Ini juga saya jelaskan dalam buku Indonesia Tidak Hadir di Bumi Manusia. Secara singkat, suatu hal yang kita bisa pelajari dari seri buku Bumi Manusia sampaiRumah Kaca ialah bahwa Indonesia merupakan sebuah mahkluk yang diciptakan oleh rakyat Indonesia sendiri. Agen transformasinya adalah rakyat sendiri melalui gerakan organisasi massa – mulai dengan SDI-nya Tirto Adhisuryo dan diteruskan oleh anak ideologisnya pada zaman bergerak di tahun 20an – dipersenjatai oleh ide-ide anak semua bangsa. Berbeda dengan kaum liberal ‘kritis’ maupun kaum ‘political economist’ seperti professor Aspinall dkk., Pramoedya sama sekali tidak ‘pesimis’ tentang potensi transformatif kaum tertindas. (Sebenarnya konsep ‘pesimis’ itu sendiri tidak sepenuhnya ilmiah, suatu pertanda buruk ketika ilmuwan pakai istilah itu).

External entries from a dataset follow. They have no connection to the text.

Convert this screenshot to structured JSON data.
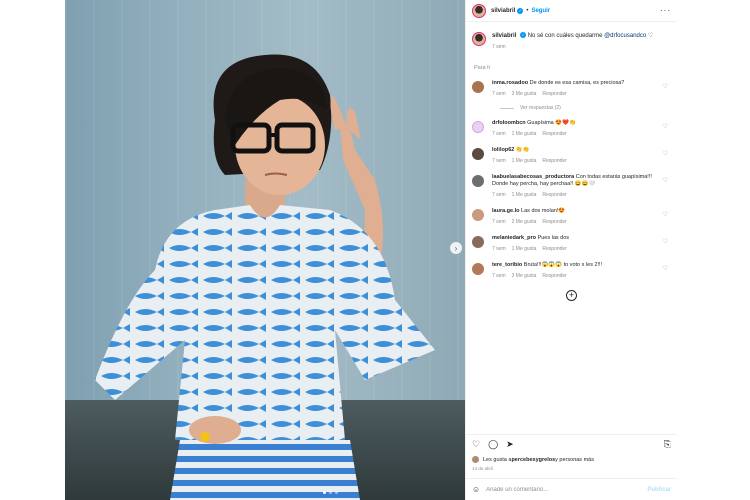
{
  "post": {
    "username": "silviabril",
    "follow_label": "Seguir",
    "separator": "•",
    "more": "···"
  },
  "caption": {
    "username": "silviabril",
    "text": "No sé con cuáles quedarme ",
    "mention": "@drfocusandco",
    "heart": "♡",
    "time": "7 sem"
  },
  "section_label": "Para ti",
  "comments": [
    {
      "user": "inma.rosadoo",
      "text": "De donde es esa camisa, es preciosa?",
      "time": "7 sem",
      "likes": "3 Me gusta",
      "reply": "Responder",
      "avatar_color": "#a8734f"
    },
    {
      "user": "drfoloombcn",
      "text": "Guapísima 😍❤️👏",
      "time": "7 sem",
      "likes": "1 Me gusta",
      "reply": "Responder",
      "avatar_color": "#e9d2f0"
    },
    {
      "user": "lolilop62",
      "text": "👏👏",
      "time": "7 sem",
      "likes": "1 Me gusta",
      "reply": "Responder",
      "avatar_color": "#5b4a40"
    },
    {
      "user": "laabuelasabecosas_productora",
      "text": "Con todas estarás guapísima!!! Donde hay percha, hay perchaa!! 😄😄🤍",
      "time": "7 sem",
      "likes": "1 Me gusta",
      "reply": "Responder",
      "avatar_color": "#6d6d6d"
    },
    {
      "user": "laura.ge.lo",
      "text": "Las dos molan!😍",
      "time": "7 sem",
      "likes": "2 Me gusta",
      "reply": "Responder",
      "avatar_color": "#c99a7b"
    },
    {
      "user": "melaniedark_pro",
      "text": "Pues las dos",
      "time": "7 sem",
      "likes": "1 Me gusta",
      "reply": "Responder",
      "avatar_color": "#8a6a5a"
    },
    {
      "user": "tere_toribio",
      "text": "Bruta!!!😱😱😱 to voto x les 2!!!",
      "time": "7 sem",
      "likes": "3 Me gusta",
      "reply": "Responder",
      "avatar_color": "#b27a58"
    }
  ],
  "replies_label": "Ver respuestas (2)",
  "footer": {
    "likes_text": "Les gusta a ",
    "likes_user": "percebesygrelos",
    "likes_rest": " y personas más",
    "date": "14 de abril",
    "comment_placeholder": "Añade un comentario...",
    "publish_label": "Publicar"
  },
  "icons": {
    "heart": "♡",
    "comment": "◯",
    "share": "➤",
    "save": "⎘",
    "emoji": "☺",
    "plus": "+",
    "next": "›"
  },
  "colors": {
    "accent": "#0095f6",
    "mention": "#00376b",
    "muted": "#8e8e8e"
  },
  "carousel": {
    "slide_count": 3,
    "active_slide": 1
  }
}
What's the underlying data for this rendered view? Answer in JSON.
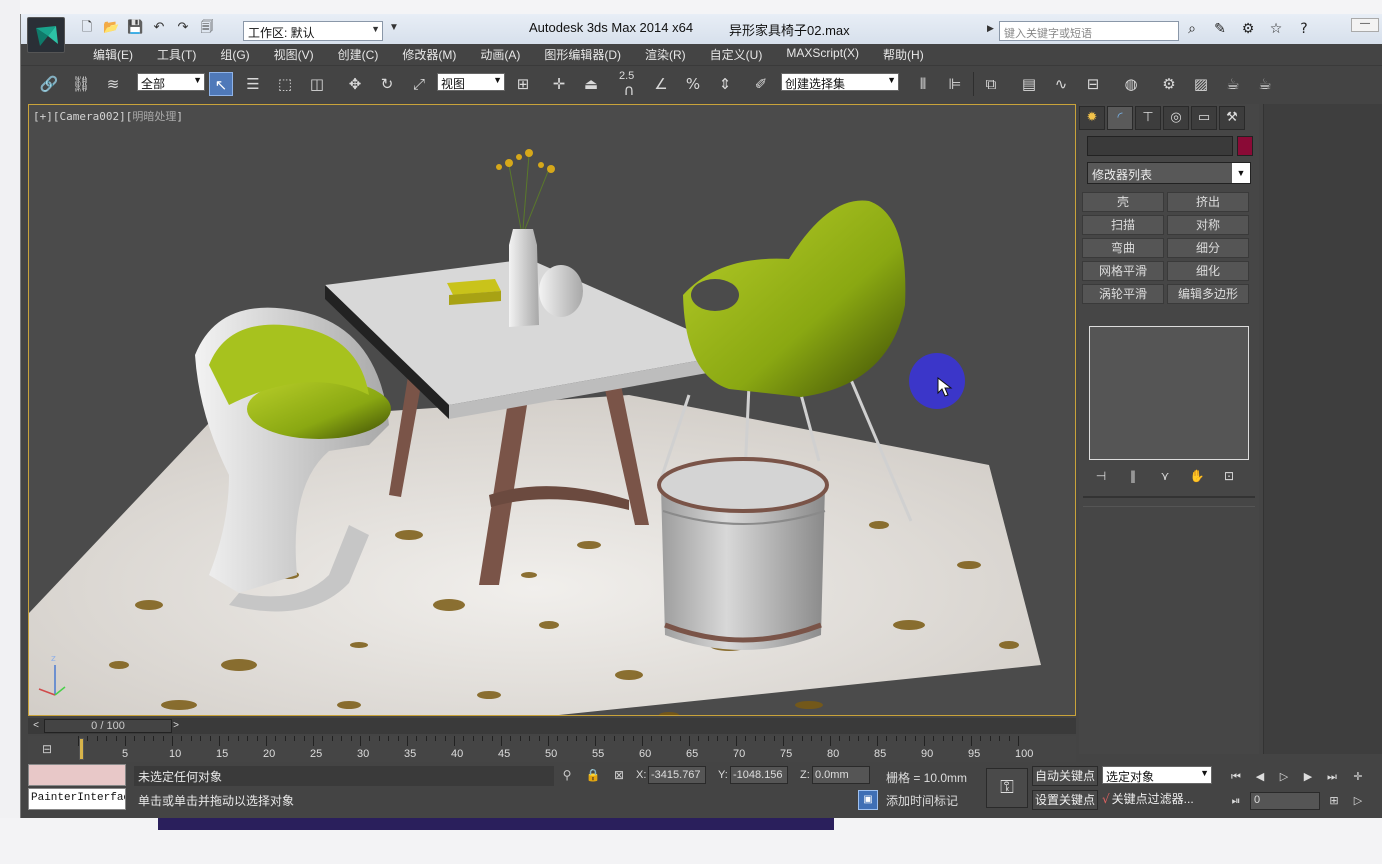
{
  "title": {
    "app": "Autodesk 3ds Max  2014 x64",
    "file": "异形家具椅子02.max",
    "workspace": "工作区: 默认",
    "search_placeholder": "键入关键字或短语",
    "min_label": "—"
  },
  "menu": [
    "编辑(E)",
    "工具(T)",
    "组(G)",
    "视图(V)",
    "创建(C)",
    "修改器(M)",
    "动画(A)",
    "图形编辑器(D)",
    "渲染(R)",
    "自定义(U)",
    "MAXScript(X)",
    "帮助(H)"
  ],
  "toolbar": {
    "filter": "全部",
    "ref_coord": "视图",
    "snap_value": "2.5",
    "selection_set": "创建选择集"
  },
  "viewport": {
    "label_open": "[+][Camera002][",
    "label_shade": "明暗处理",
    "label_close": "]"
  },
  "command_panel": {
    "modifier_list": "修改器列表",
    "modifiers": [
      "壳",
      "挤出",
      "扫描",
      "对称",
      "弯曲",
      "细分",
      "网格平滑",
      "细化",
      "涡轮平滑",
      "编辑多边形"
    ]
  },
  "timeline": {
    "position": "0 / 100",
    "ticks": [
      5,
      10,
      15,
      20,
      25,
      30,
      35,
      40,
      45,
      50,
      55,
      60,
      65,
      70,
      75,
      80,
      85,
      90,
      95,
      100
    ]
  },
  "status": {
    "listener": "PainterInterface",
    "prompt_selection": "未选定任何对象",
    "prompt_hint": "单击或单击并拖动以选择对象",
    "x_label": "X:",
    "x": "-3415.767",
    "y_label": "Y:",
    "y": "-1048.156",
    "z_label": "Z:",
    "z": "0.0mm",
    "grid": "栅格 = 10.0mm",
    "add_time_tag": "添加时间标记",
    "auto_key": "自动关键点",
    "set_key": "设置关键点",
    "key_filter": "关键点过滤器...",
    "selected_object": "选定对象",
    "current_frame": "0"
  },
  "colors": {
    "accent_active": "#4f79b9",
    "object_color": "#8a0a36",
    "viewport_border": "#c9a33a",
    "cursor_marker": "#3b36c9"
  }
}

Jadi saya terinspirasi dengan konsep bahwa kemajuan-kemajuan manusia, termasuk juga pembebasan dari koloinialisme dan penciptaan negeri serta manusia baru, merupakan hasil daya kreatif massa sendiri. Carilah di sana untuk mengerti bagaimana pembebasan-pembebasan lain juga bisa tercapai!

Dalam buku tersebut, Anda juga memberikan tempat yang cukup penting bagi Partai Rakyat Demokratik (PRD) pada dekade awal 1990an hingga jatuhnya rejim Orde Baru. Apa posisi penting atau apa sumbangan penting PRD pada masa itu?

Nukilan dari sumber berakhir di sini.